Since the laws have changed, there has never been a better time to start a 401(k) retirement fund. In fact, you may already have one because, under the new law, your employer can automatically put you into a 401(k) retirement fund.
If that happens to you, or if it already has, you might not be happy at first because it will take some of your salary to pay it. But trust me, any investment you make for your retirement is a good one. If you haven't already, start one today if you haven't. It's that easy.
The law has also changed so that the Roth 401(k) is now always available. The main difference between a Roth 401(k) and a regular one is that you invest money that has already been taxed, but you don't have to pay taxes when you take it out. When you put money into a 401(k), you don't have to pay taxes on it, but you do have to pay taxes when you start taking money out.
401(k) or 401(k) Roth? (k)
Which is best? That depends on your situation, and you should talk to a good financial adviser about it. If you make a lot of money and will pay a lot of tax on your retirement income, you may do better with a Roth 401(k). However, this may not be the case for you. It depends on how much tax you pay now and how much you expect to pay in the future.
Once you have a 401(k) retirement fund set up, you need to put some money into it. This will pay off in a big way. Most people just put their money in one fund and forget about it. Then, after 30 years, they may find that it hasn't grown as much as they thought it would.

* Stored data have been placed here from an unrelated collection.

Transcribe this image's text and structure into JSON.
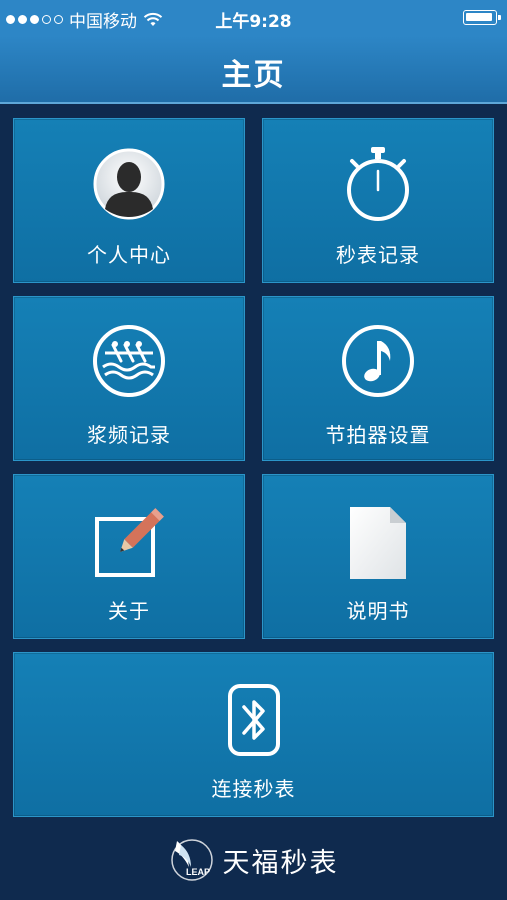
{
  "status_bar": {
    "carrier": "中国移动",
    "time": "上午9:28",
    "signal_bars": 3,
    "signal_total": 5
  },
  "header": {
    "title": "主页"
  },
  "tiles": [
    {
      "label": "个人中心",
      "icon": "user-avatar-icon"
    },
    {
      "label": "秒表记录",
      "icon": "stopwatch-icon"
    },
    {
      "label": "浆频记录",
      "icon": "rowing-icon"
    },
    {
      "label": "节拍器设置",
      "icon": "music-note-icon"
    },
    {
      "label": "关于",
      "icon": "edit-pencil-icon"
    },
    {
      "label": "说明书",
      "icon": "document-icon"
    },
    {
      "label": "连接秒表",
      "icon": "bluetooth-icon"
    }
  ],
  "footer": {
    "logo_text": "LEAP",
    "brand": "天福秒表"
  },
  "colors": {
    "background": "#0f2a4e",
    "header": "#2d86c6",
    "tile": "#1378ae",
    "pencil": "#d4735a"
  }
}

Check your money once a year.
Review your fund or funds every year to keep this from happening to you. Find a good financial advisor who puts your needs first if you don't know how to do it. You need someone to explain the costs of each fund, compare them, and suggest that you invest in more than one. Putting all your eggs in one basket is never a good idea, and this is especially true when investing for retirement.
Whether you use a financial advisor or not, you should look over your 401(k) every year. Also, keep in mind that if you use a financial advisor, he or she will charge you in some way for the service they provide. You need to know how they are charging you. It might come out of their commissions, which is not a good way, or they might charge you a fee.
You don't need a financial advisor if you can keep up with mutual funds and investments on your own. It's not that hard to learn.
Disclaimer
The information on this website does not in any way represent an offer. It tells you some general things, but it is not financial advice. The goal is to help you decide what to do with your retirement plan and to show you how important it is to save for your golden years. Before setting up a retirement plan, you should talk to a retirement planner who has a good track record.